I realize that a television show can’t just wait around for real life; while a person learns new habits. But what I do know is that people do lose weight and do really keep it off. I also know that it’s not so attractive to people merely to eat fewer calories and exercise more. But it really does work – as boring as it may sound. I know (and maybe you know too) people who have lost weight and kept it off. None that I know have lost a hundred pounds in a couple of months and kept it off. But the fact still remains, that it is possible to reduce weight and reap the benefits of a lower weight. (A few benefits of maintaining a healthy weight may include: experience less urinary incontinence; decrease sleep apnea; improve blood pressure; improve sexual function; enable some to stop or take fewer medications/less medications; increase mobility; stave off diabetes; improve cardiovascular health and possibly be happier.)
This type of weight loss can happen with or without a TV trainer.
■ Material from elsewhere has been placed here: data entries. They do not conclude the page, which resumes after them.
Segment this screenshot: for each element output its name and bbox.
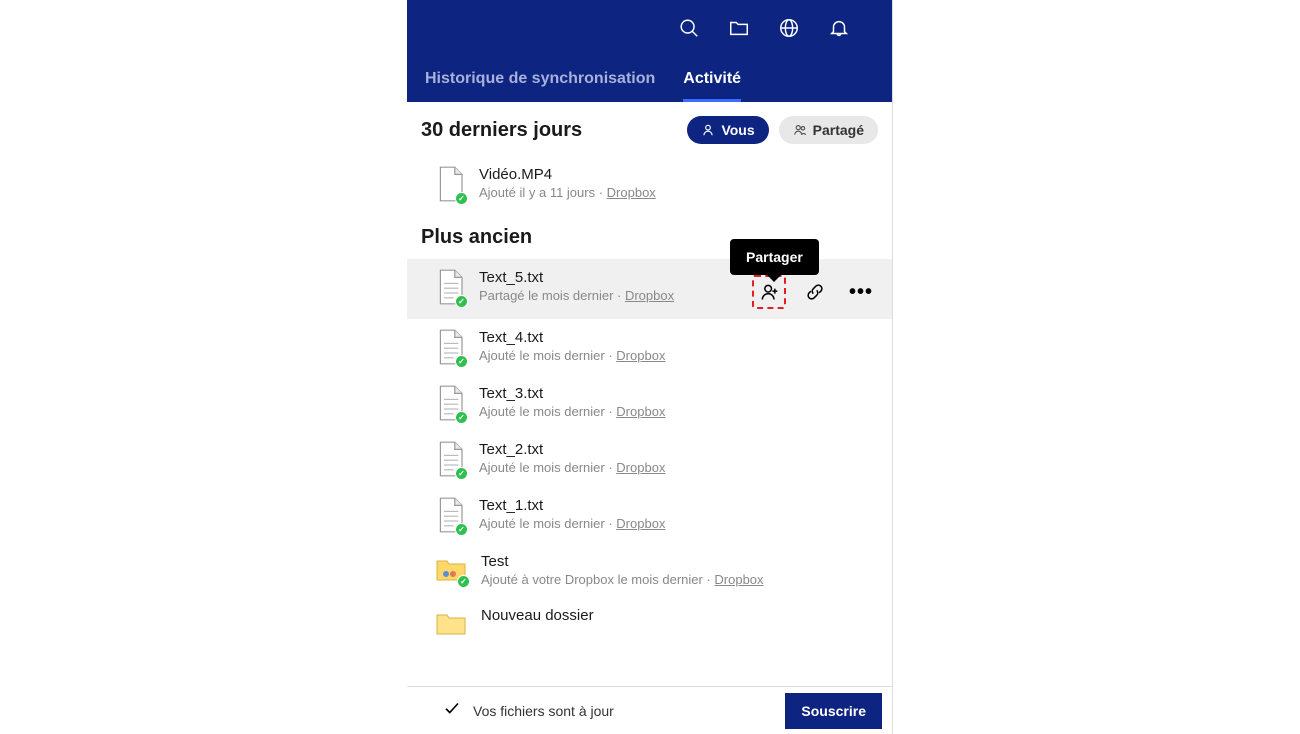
text-file-icon xyxy=(435,441,465,477)
header: Historique de synchronisation Activité xyxy=(407,0,892,102)
filter-shared-pill[interactable]: Partagé xyxy=(779,116,878,144)
activity-content: 30 derniers jours Vous Partagé Vidéo.MP4… xyxy=(407,102,892,686)
item-name: Test xyxy=(481,553,878,570)
location-link[interactable]: Dropbox xyxy=(607,185,656,200)
activity-item[interactable]: Vidéo.MP4 Ajouté il y a 11 jours · Dropb… xyxy=(407,156,892,212)
item-meta: Partagé le mois dernier · Dropbox xyxy=(479,288,738,303)
subscribe-button[interactable]: Souscrire xyxy=(785,693,882,729)
text-file-icon xyxy=(435,497,465,533)
item-meta: Ajouté le mois dernier · Dropbox xyxy=(479,404,878,419)
section-recent-title: 30 derniers jours xyxy=(421,119,677,142)
item-name: Text_5.txt xyxy=(479,269,738,286)
location-link[interactable]: Dropbox xyxy=(616,348,665,363)
activity-item[interactable]: Text_4.txt Ajouté le mois dernier · Drop… xyxy=(407,319,892,375)
check-icon xyxy=(443,699,461,722)
section-older-title: Plus ancien xyxy=(407,212,892,259)
item-meta: Ajouté le mois dernier · Dropbox xyxy=(479,460,878,475)
activity-item[interactable]: Nouveau dossier xyxy=(407,597,892,649)
folder-icon xyxy=(435,607,467,639)
share-tooltip: Partager xyxy=(730,239,819,275)
tab-activity[interactable]: Activité xyxy=(683,60,741,102)
item-meta: Ajouté le mois dernier · Dropbox xyxy=(479,348,878,363)
item-name: Text_4.txt xyxy=(479,329,878,346)
search-icon[interactable] xyxy=(678,17,700,44)
item-meta: Ajouté le mois dernier · Dropbox xyxy=(479,516,878,531)
activity-item[interactable]: Text_5.txt Partagé le mois dernier · Dro… xyxy=(407,259,892,319)
dots-icon: ••• xyxy=(849,281,873,304)
folder-icon[interactable] xyxy=(728,17,750,44)
item-name: Text_2.txt xyxy=(479,441,878,458)
file-icon xyxy=(435,166,465,202)
item-name: Nouveau dossier xyxy=(481,607,878,624)
location-link[interactable]: Dropbox xyxy=(616,404,665,419)
tabs: Historique de synchronisation Activité xyxy=(407,60,892,102)
item-meta: Ajouté il y a 11 jours · Dropbox xyxy=(479,185,878,200)
shared-folder-icon xyxy=(435,553,467,585)
item-name: Text_1.txt xyxy=(479,497,878,514)
location-link[interactable]: Dropbox xyxy=(616,516,665,531)
more-button[interactable]: ••• xyxy=(844,275,878,309)
item-name: Text_3.txt xyxy=(479,385,878,402)
tab-sync-history[interactable]: Historique de synchronisation xyxy=(425,60,655,102)
globe-icon[interactable] xyxy=(778,17,800,44)
footer: Vos fichiers sont à jour Souscrire xyxy=(407,686,892,734)
text-file-icon xyxy=(435,269,465,305)
text-file-icon xyxy=(435,385,465,421)
activity-item[interactable]: Text_2.txt Ajouté le mois dernier · Drop… xyxy=(407,431,892,487)
filter-you-pill[interactable]: Vous xyxy=(687,116,768,144)
activity-item[interactable]: Text_1.txt Ajouté le mois dernier · Drop… xyxy=(407,487,892,543)
location-link[interactable]: Dropbox xyxy=(714,572,763,587)
item-meta: Ajouté à votre Dropbox le mois dernier ·… xyxy=(481,572,878,587)
link-button[interactable] xyxy=(798,275,832,309)
activity-item[interactable]: Text_3.txt Ajouté le mois dernier · Drop… xyxy=(407,375,892,431)
location-link[interactable]: Dropbox xyxy=(625,288,674,303)
sync-status-text: Vos fichiers sont à jour xyxy=(473,703,773,719)
activity-item[interactable]: Test Ajouté à votre Dropbox le mois dern… xyxy=(407,543,892,597)
text-file-icon xyxy=(435,329,465,365)
item-name: Vidéo.MP4 xyxy=(479,166,878,183)
app-window: Historique de synchronisation Activité 3… xyxy=(407,0,893,734)
bell-icon[interactable] xyxy=(828,17,850,44)
location-link[interactable]: Dropbox xyxy=(616,460,665,475)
Just lace up your walking shoes and take the first step. What makes it permanent is making it part of your new way of living – it doesn’t stop when you reach your target. According to the National Weight Control Registry, people who have lost weight and have kept it off for years continue to do about 60 minutes of exercise a day. An hour six days a week, seems like a big deal, if you’re not exercising. But you can start with what you’re able to do. Eventually you can increase the time. Another technique is to break it into 2 or 3 – 20 minute workouts. It’s good to remember to include some resistance training, using weights or bands, two to three times a week. This helps maintain your muscle mass – which is what helps preserve your metabolism. Certainly, you want to do what you can to avoid a big metabolic slowdown such as the Biggest Loser people suffered.
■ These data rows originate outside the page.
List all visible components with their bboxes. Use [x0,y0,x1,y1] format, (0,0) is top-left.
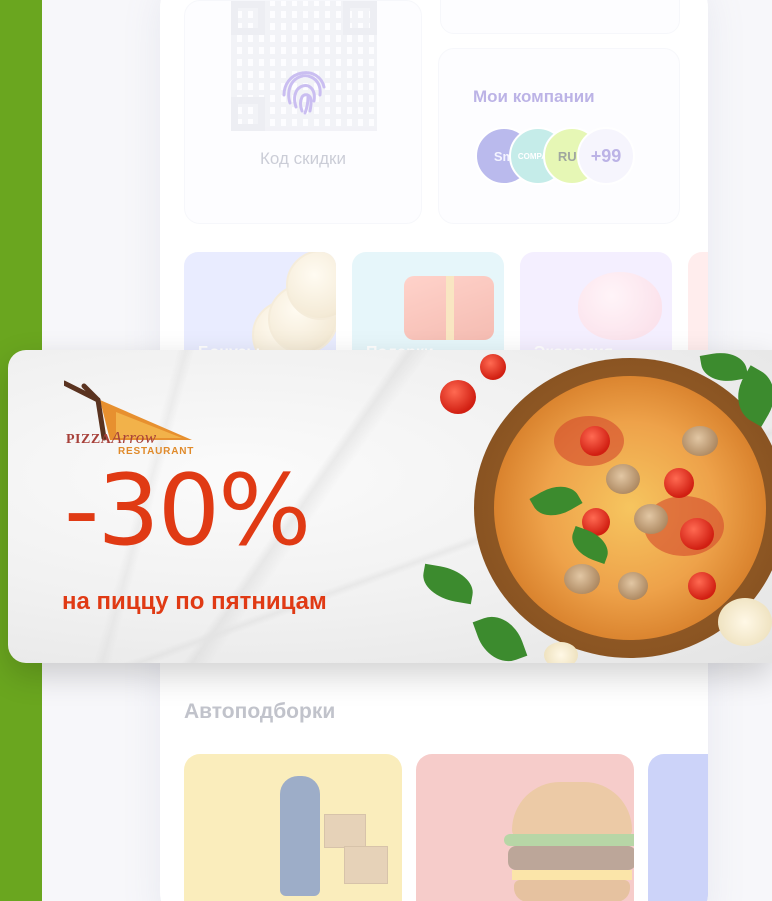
discount-code-label: Код скидки [260,149,346,168]
tomato-slice [688,572,716,600]
piggy-bank-illustration [578,272,662,340]
top-card-partial[interactable] [440,0,680,34]
gift-illustration [404,276,494,340]
discount-value: -30% [64,454,311,568]
auto-selection-card-burger[interactable] [416,754,634,901]
cherry-tomato [440,380,476,414]
cherry-tomato [480,354,506,380]
mushroom [634,504,668,534]
promo-banner[interactable]: PIZZAArrow RESTAURANT -30% на пиццу по п… [8,350,772,663]
auto-selection-card-partial[interactable] [648,754,708,901]
auto-selections-title: Автоподборки [184,700,336,723]
cauliflower [544,642,578,663]
my-companies-card[interactable]: Мои компании Sm COMPANY RUH +99 [438,48,680,224]
tomato-slice [680,518,714,550]
burger-illustration [512,782,632,838]
basil-leaf [566,525,614,565]
more-companies-badge[interactable]: +99 [577,127,635,185]
pizza-image [494,376,766,640]
tomato-slice [664,468,694,498]
mushroom [618,572,648,600]
gift-ribbon [446,276,454,340]
courier-illustration [280,776,320,896]
box-illustration [324,814,366,848]
mushroom [682,426,718,456]
brand-name: PIZZAArrow [66,428,157,447]
promo-text: на пиццу по пятницам [62,588,327,615]
cauliflower [718,598,772,646]
my-companies-title: Мои компании [473,87,595,106]
basil-leaf [529,477,583,525]
box-illustration [344,846,388,884]
fingerprint-icon [282,71,326,115]
company-logos: Sm COMPANY RUH +99 [475,127,675,187]
mushroom [606,464,640,494]
tomato-slice [580,426,610,456]
auto-selection-card-delivery[interactable] [184,754,402,901]
discount-code-card[interactable]: Код скидки [184,0,422,224]
mushroom [564,564,600,594]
When you’re in the process of creating a new eating/exercising program, a big part of the challenge is in your mind. You may want to recognize that your calendar may contain planned events that involve unhealthy eating. They may become planned mini-splurges. Some people call this an 80/20 concept. They eat healthfully with calories in mind 80 percent of the time and allow for planned splurges the other 20 percent. For me, I try to have closer to 95 percent of our at home food to be in the healthy category. Then when we go to someone else’s home or to a restaurant, I plan moderation so it won’t be permanently devastating. A quick return to the “at home” eating, leads to a fairly rapid recovery.
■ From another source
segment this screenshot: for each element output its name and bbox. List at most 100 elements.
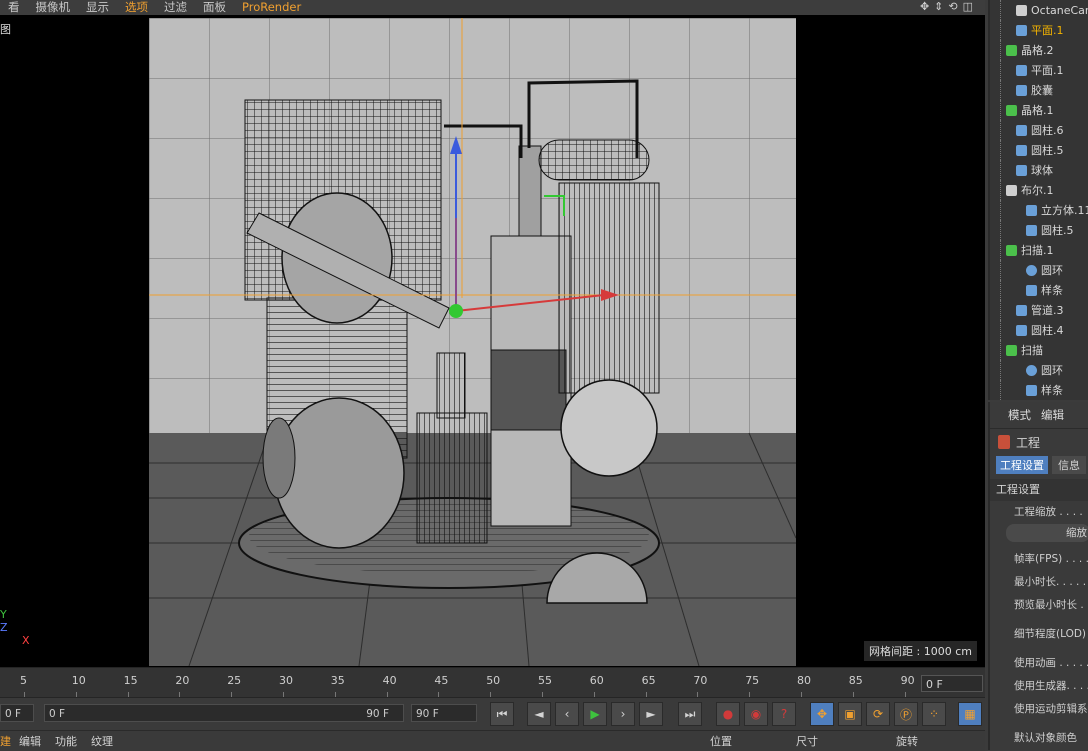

It is definitely a process – learning to commit to regular exercise and adapting to different eating habits, but the payoff is that you don’t just gain it back. The fact is that it can be done and you can read about people who have done it a hundred different ways, in the National Weight Control Registry. Years ago, I wrote a number of times about those registered in the National Weight Control Registry. What’s nice about the NWCR is that people lost weight and maintained their lower weight in many different ways. They did not all follow an identical plan. There’s even more research now and they’re discovered some commonalities. You can read about them on the NWCR website. But one of the important facts is that the successful people believed that they could do it. Now there’s a new Thin For Life book by Fletcher, but the story is still basically the same. The biggest take-away lesson is that it’s not hopeless; the way some may feel after reading about those on the Biggest Loser show whose metabolisms crashed and they gained it all back. You can succeed using your own variation on the Boring Tortoise Technique.
So I send you my best wishes, to utilize these beautiful months; find some great place to take a walk in nature and maybe develop a new eating habit or a new recipe.